As is typical in the world of business, what some see as a crisis others see a chance to pounce. “Silver tsunami” has been used in recent months to encourage investors to put money into the initial public offering for a pharmacy focused on long-term care facilities — an aging populace will need more drugs is the argument — to sell investment management products to teetering public pensions and to explain why chains increasingly see opportunity in buying up businesses from the mammoth tide of independent proprietors who are retiring.

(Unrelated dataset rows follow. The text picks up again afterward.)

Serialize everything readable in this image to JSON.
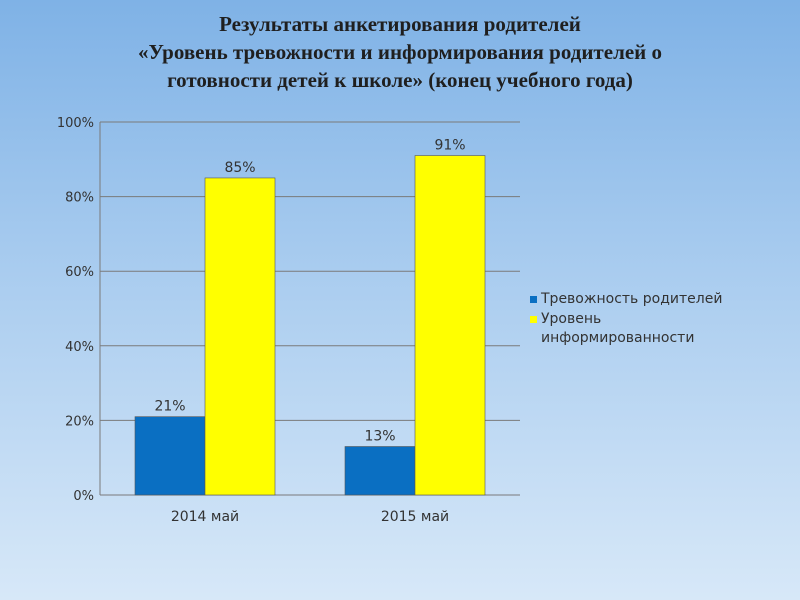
{
  "title_lines": [
    "Результаты  анкетирования родителей",
    "«Уровень тревожности и информирования  родителей о",
    "готовности детей к школе»  (конец учебного года)"
  ],
  "chart_data": {
    "type": "bar",
    "categories": [
      "2014 май",
      "2015 май"
    ],
    "series": [
      {
        "name": "Тревожность родителей",
        "values": [
          21,
          13
        ],
        "labels": [
          "21%",
          "13%"
        ],
        "color": "#0a6fc2"
      },
      {
        "name": "Уровень информированности",
        "values": [
          85,
          91
        ],
        "labels": [
          "85%",
          "91%"
        ],
        "color": "#ffff00"
      }
    ],
    "ylim": [
      0,
      100
    ],
    "yticks": [
      0,
      20,
      40,
      60,
      80,
      100
    ],
    "ytick_labels": [
      "0%",
      "20%",
      "40%",
      "60%",
      "80%",
      "100%"
    ],
    "grid": true,
    "legend_position": "right"
  },
  "legend": {
    "items": [
      {
        "lines": [
          "Тревожность родителей"
        ],
        "color": "#0a6fc2"
      },
      {
        "lines": [
          "Уровень",
          "информированности"
        ],
        "color": "#ffff00"
      }
    ]
  }
}
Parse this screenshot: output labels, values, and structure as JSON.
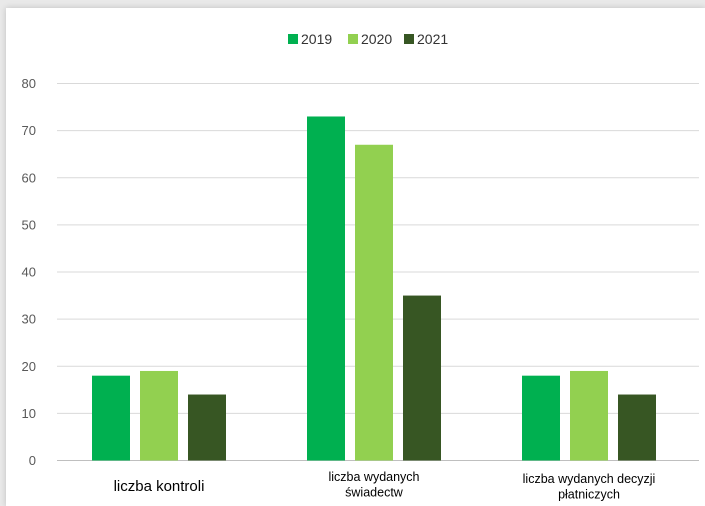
{
  "chart_data": {
    "type": "bar",
    "categories": [
      [
        "liczba kontroli"
      ],
      [
        "liczba wydanych",
        "świadectw"
      ],
      [
        "liczba wydanych decyzji",
        "płatniczych"
      ]
    ],
    "series": [
      {
        "name": "2019",
        "color": "#00b050",
        "values": [
          18,
          73,
          18
        ]
      },
      {
        "name": "2020",
        "color": "#92d050",
        "values": [
          19,
          67,
          19
        ]
      },
      {
        "name": "2021",
        "color": "#375623",
        "values": [
          14,
          35,
          14
        ]
      }
    ],
    "ylim": [
      0,
      80
    ],
    "yticks": [
      0,
      10,
      20,
      30,
      40,
      50,
      60,
      70,
      80
    ],
    "grid": true,
    "legend_position": "top-center"
  },
  "colors": {
    "gridline": "#d9d9d9",
    "axis_line": "#bfbfbf"
  }
}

As one bank put it, rather bloodlessly: “The silver tsunami provides acquisition opportunities.”
It should be noted that some find the term offensive. One missive from the Institute for Public Health at Washington University in St. Louis called the phrase “fatalistic and negative” and suggested that it be eliminated from writing. The advice appears not to have been heeded, as the term has since been used by the United Nations, National Cancer Institute and government agencies as far away as India and Malaysia.
Investors and market strategists even use the term to make opposite predictions: This reporter first noticed the phrase in November when an investor used it in predicting a housing market collapse caused by an imminent wave of retirees downsizing, and then quickly saw it deployed by someone else to justify the opposite forecast: a sustained increase in home prices because older Americans are increasingly choosing to stay in their longtime abodes rather than move to senior living communities.
It is perhaps safest to stick to a more neutral meteorological observation, that demographic trends will have a seismic effect on the economy. Changes are coming, but they may not sweep us all away.